Bochum – 1.056 Sexualstraftäter stehen in NRW unter besonderer Aufsicht von Polizei und Justiz. Das ergaben jetzt Recherchen der Rheinischen Post. Für Sextäter, die ihre Strafe verbüßt haben, wurde 2010 das Programm „Kurs“ (steht für „Konzeption zum Umgang mit rückfallgefährdeten Sexualstraftätern“) geschaffen. Dabei werden Wohnungen dieser Leute Überprüft, die Polizei kommt zu sogenannten Gefährderansprachen in deren Wohnung, die Männer werden bisweilen observiert und es wird auch überprüft, ob sie Therapieangebote wahrnehmen.

Und dennoch gibt es keine absolute Sicherheit, wie ein aktueller Fall aus Bochum zeigt.

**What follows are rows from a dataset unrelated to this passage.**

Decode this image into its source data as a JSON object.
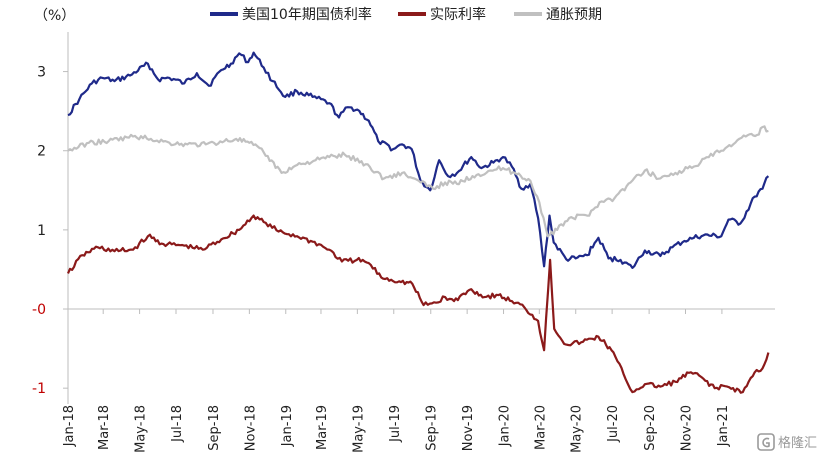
{
  "chart_data": {
    "type": "line",
    "unit_label": "（%）",
    "ylim": [
      -1.2,
      3.5
    ],
    "yticks": [
      {
        "value": 3,
        "label": "3"
      },
      {
        "value": 2,
        "label": "2"
      },
      {
        "value": 1,
        "label": "1"
      },
      {
        "value": 0,
        "label": "-0"
      },
      {
        "value": -1,
        "label": "-1"
      }
    ],
    "xlim": [
      "2018-01-01",
      "2021-03-31"
    ],
    "xticks": [
      {
        "date": "2018-01-01",
        "label": "Jan-18"
      },
      {
        "date": "2018-03-01",
        "label": "Mar-18"
      },
      {
        "date": "2018-05-01",
        "label": "May-18"
      },
      {
        "date": "2018-07-01",
        "label": "Jul-18"
      },
      {
        "date": "2018-09-01",
        "label": "Sep-18"
      },
      {
        "date": "2018-11-01",
        "label": "Nov-18"
      },
      {
        "date": "2019-01-01",
        "label": "Jan-19"
      },
      {
        "date": "2019-03-01",
        "label": "Mar-19"
      },
      {
        "date": "2019-05-01",
        "label": "May-19"
      },
      {
        "date": "2019-07-01",
        "label": "Jul-19"
      },
      {
        "date": "2019-09-01",
        "label": "Sep-19"
      },
      {
        "date": "2019-11-01",
        "label": "Nov-19"
      },
      {
        "date": "2020-01-01",
        "label": "Jan-20"
      },
      {
        "date": "2020-03-01",
        "label": "Mar-20"
      },
      {
        "date": "2020-05-01",
        "label": "May-20"
      },
      {
        "date": "2020-07-01",
        "label": "Jul-20"
      },
      {
        "date": "2020-09-01",
        "label": "Sep-20"
      },
      {
        "date": "2020-11-01",
        "label": "Nov-20"
      },
      {
        "date": "2021-01-01",
        "label": "Jan-21"
      }
    ],
    "legend_position": "top",
    "grid": false,
    "series": [
      {
        "name": "美国10年期国债利率",
        "color": "#1f2a8a",
        "points": [
          [
            "2018-01-01",
            2.45
          ],
          [
            "2018-01-20",
            2.65
          ],
          [
            "2018-02-10",
            2.85
          ],
          [
            "2018-02-28",
            2.92
          ],
          [
            "2018-03-20",
            2.88
          ],
          [
            "2018-04-15",
            2.95
          ],
          [
            "2018-05-15",
            3.1
          ],
          [
            "2018-06-01",
            2.9
          ],
          [
            "2018-06-20",
            2.92
          ],
          [
            "2018-07-15",
            2.85
          ],
          [
            "2018-08-05",
            2.98
          ],
          [
            "2018-08-25",
            2.82
          ],
          [
            "2018-09-15",
            3.02
          ],
          [
            "2018-10-01",
            3.1
          ],
          [
            "2018-10-15",
            3.23
          ],
          [
            "2018-10-30",
            3.12
          ],
          [
            "2018-11-08",
            3.24
          ],
          [
            "2018-11-25",
            3.05
          ],
          [
            "2018-12-10",
            2.88
          ],
          [
            "2018-12-31",
            2.68
          ],
          [
            "2019-01-20",
            2.75
          ],
          [
            "2019-02-15",
            2.68
          ],
          [
            "2019-03-15",
            2.6
          ],
          [
            "2019-03-31",
            2.42
          ],
          [
            "2019-04-15",
            2.55
          ],
          [
            "2019-05-01",
            2.52
          ],
          [
            "2019-05-20",
            2.38
          ],
          [
            "2019-06-05",
            2.12
          ],
          [
            "2019-06-30",
            2.02
          ],
          [
            "2019-07-15",
            2.08
          ],
          [
            "2019-07-31",
            2.02
          ],
          [
            "2019-08-15",
            1.62
          ],
          [
            "2019-08-31",
            1.5
          ],
          [
            "2019-09-15",
            1.88
          ],
          [
            "2019-09-30",
            1.68
          ],
          [
            "2019-10-15",
            1.72
          ],
          [
            "2019-11-08",
            1.92
          ],
          [
            "2019-11-25",
            1.78
          ],
          [
            "2019-12-15",
            1.85
          ],
          [
            "2019-12-31",
            1.92
          ],
          [
            "2020-01-15",
            1.8
          ],
          [
            "2020-01-31",
            1.52
          ],
          [
            "2020-02-15",
            1.58
          ],
          [
            "2020-02-28",
            1.15
          ],
          [
            "2020-03-09",
            0.54
          ],
          [
            "2020-03-18",
            1.18
          ],
          [
            "2020-03-25",
            0.84
          ],
          [
            "2020-04-15",
            0.63
          ],
          [
            "2020-05-01",
            0.64
          ],
          [
            "2020-05-20",
            0.68
          ],
          [
            "2020-06-08",
            0.9
          ],
          [
            "2020-06-25",
            0.64
          ],
          [
            "2020-07-15",
            0.62
          ],
          [
            "2020-08-04",
            0.52
          ],
          [
            "2020-08-25",
            0.74
          ],
          [
            "2020-09-20",
            0.67
          ],
          [
            "2020-10-10",
            0.78
          ],
          [
            "2020-10-30",
            0.86
          ],
          [
            "2020-11-15",
            0.9
          ],
          [
            "2020-12-01",
            0.93
          ],
          [
            "2020-12-31",
            0.92
          ],
          [
            "2021-01-12",
            1.13
          ],
          [
            "2021-02-01",
            1.08
          ],
          [
            "2021-02-25",
            1.42
          ],
          [
            "2021-03-10",
            1.52
          ],
          [
            "2021-03-20",
            1.68
          ]
        ]
      },
      {
        "name": "实际利率",
        "color": "#8b1a1a",
        "points": [
          [
            "2018-01-01",
            0.45
          ],
          [
            "2018-01-25",
            0.68
          ],
          [
            "2018-02-20",
            0.78
          ],
          [
            "2018-03-20",
            0.73
          ],
          [
            "2018-04-20",
            0.75
          ],
          [
            "2018-05-15",
            0.92
          ],
          [
            "2018-06-10",
            0.82
          ],
          [
            "2018-07-15",
            0.8
          ],
          [
            "2018-08-15",
            0.75
          ],
          [
            "2018-09-15",
            0.88
          ],
          [
            "2018-10-15",
            1.0
          ],
          [
            "2018-11-08",
            1.18
          ],
          [
            "2018-11-25",
            1.1
          ],
          [
            "2018-12-20",
            0.98
          ],
          [
            "2019-01-20",
            0.92
          ],
          [
            "2019-02-15",
            0.85
          ],
          [
            "2019-03-15",
            0.75
          ],
          [
            "2019-04-05",
            0.6
          ],
          [
            "2019-04-30",
            0.62
          ],
          [
            "2019-05-20",
            0.58
          ],
          [
            "2019-06-10",
            0.4
          ],
          [
            "2019-07-10",
            0.35
          ],
          [
            "2019-08-01",
            0.32
          ],
          [
            "2019-08-20",
            0.05
          ],
          [
            "2019-09-10",
            0.08
          ],
          [
            "2019-09-25",
            0.15
          ],
          [
            "2019-10-10",
            0.1
          ],
          [
            "2019-11-08",
            0.25
          ],
          [
            "2019-11-30",
            0.15
          ],
          [
            "2019-12-20",
            0.18
          ],
          [
            "2020-01-15",
            0.1
          ],
          [
            "2020-02-05",
            0.02
          ],
          [
            "2020-02-28",
            -0.15
          ],
          [
            "2020-03-09",
            -0.52
          ],
          [
            "2020-03-19",
            0.62
          ],
          [
            "2020-03-26",
            -0.25
          ],
          [
            "2020-04-15",
            -0.45
          ],
          [
            "2020-05-10",
            -0.42
          ],
          [
            "2020-06-08",
            -0.35
          ],
          [
            "2020-06-30",
            -0.52
          ],
          [
            "2020-07-20",
            -0.82
          ],
          [
            "2020-08-04",
            -1.05
          ],
          [
            "2020-08-25",
            -0.95
          ],
          [
            "2020-09-20",
            -0.98
          ],
          [
            "2020-10-15",
            -0.92
          ],
          [
            "2020-11-10",
            -0.8
          ],
          [
            "2020-12-01",
            -0.88
          ],
          [
            "2020-12-20",
            -1.0
          ],
          [
            "2021-01-10",
            -0.98
          ],
          [
            "2021-02-05",
            -1.05
          ],
          [
            "2021-02-25",
            -0.8
          ],
          [
            "2021-03-10",
            -0.75
          ],
          [
            "2021-03-20",
            -0.55
          ]
        ]
      },
      {
        "name": "通胀预期",
        "color": "#c0c0c0",
        "points": [
          [
            "2018-01-01",
            2.0
          ],
          [
            "2018-02-05",
            2.1
          ],
          [
            "2018-03-10",
            2.12
          ],
          [
            "2018-04-20",
            2.18
          ],
          [
            "2018-05-20",
            2.15
          ],
          [
            "2018-06-20",
            2.1
          ],
          [
            "2018-07-20",
            2.08
          ],
          [
            "2018-08-20",
            2.08
          ],
          [
            "2018-09-20",
            2.12
          ],
          [
            "2018-10-10",
            2.15
          ],
          [
            "2018-11-01",
            2.1
          ],
          [
            "2018-11-25",
            1.98
          ],
          [
            "2018-12-25",
            1.72
          ],
          [
            "2019-01-20",
            1.82
          ],
          [
            "2019-02-20",
            1.88
          ],
          [
            "2019-03-15",
            1.92
          ],
          [
            "2019-04-10",
            1.95
          ],
          [
            "2019-05-15",
            1.83
          ],
          [
            "2019-06-15",
            1.65
          ],
          [
            "2019-07-15",
            1.72
          ],
          [
            "2019-08-15",
            1.6
          ],
          [
            "2019-09-05",
            1.52
          ],
          [
            "2019-09-25",
            1.6
          ],
          [
            "2019-10-15",
            1.58
          ],
          [
            "2019-11-10",
            1.68
          ],
          [
            "2019-12-10",
            1.75
          ],
          [
            "2019-12-31",
            1.78
          ],
          [
            "2020-01-20",
            1.72
          ],
          [
            "2020-02-15",
            1.62
          ],
          [
            "2020-03-01",
            1.35
          ],
          [
            "2020-03-15",
            0.92
          ],
          [
            "2020-03-31",
            1.0
          ],
          [
            "2020-04-20",
            1.15
          ],
          [
            "2020-05-20",
            1.18
          ],
          [
            "2020-06-10",
            1.35
          ],
          [
            "2020-07-05",
            1.4
          ],
          [
            "2020-08-01",
            1.6
          ],
          [
            "2020-08-25",
            1.75
          ],
          [
            "2020-09-20",
            1.65
          ],
          [
            "2020-10-15",
            1.72
          ],
          [
            "2020-11-15",
            1.8
          ],
          [
            "2020-12-10",
            1.92
          ],
          [
            "2020-12-31",
            2.0
          ],
          [
            "2021-01-20",
            2.08
          ],
          [
            "2021-02-10",
            2.18
          ],
          [
            "2021-03-01",
            2.2
          ],
          [
            "2021-03-10",
            2.3
          ],
          [
            "2021-03-20",
            2.25
          ]
        ]
      }
    ]
  },
  "watermark": {
    "icon": "gelonghui-logo-icon",
    "text": "格隆汇"
  }
}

Dort wurde am 18. Februar, einem Mittwoch, eine 33-jährige Frau auf einem Friedhof von einem Mann mit einem Stein bewusstlos geschlagen und vergewaltigt. Das Opfer habe sich später erinnern können, dass der Täter mit einem Taxi weggefahren sei. So konnten die Ermittler den 30-Jährigen auf die Spur kommen und fünf Tage später festnehmen. Er sitzt inzwischen in Haft, dem Opfer geht es psychisch und körperlich sehr schlecht.

Was diesen Fall besonders macht: Auch dieser Vergewaltiger hat eine Vorgeschichte als Sexualstraftäter. Er war im „Kurs“-Programm, seine Sozialprognose war gut, er habe eine feste Partnerin, einen festen Job und gehe regelmäßig zur Therapie. Und jetzt ist er rückfällig geworden, mit schlimmen Folgen für das Opfer. Die Bochumer Polizei hatte sich nach der Vergewaltigung entschieden, den Fall unächst nicht bekannt zu machen – um den Fahndungserfolg nicht zu gefährden, wie es heißt. Aber es liegt nahe, dass man auch nicht die Effektivität des „Kurs“-Programms öffentlich in Frage stellen wollte.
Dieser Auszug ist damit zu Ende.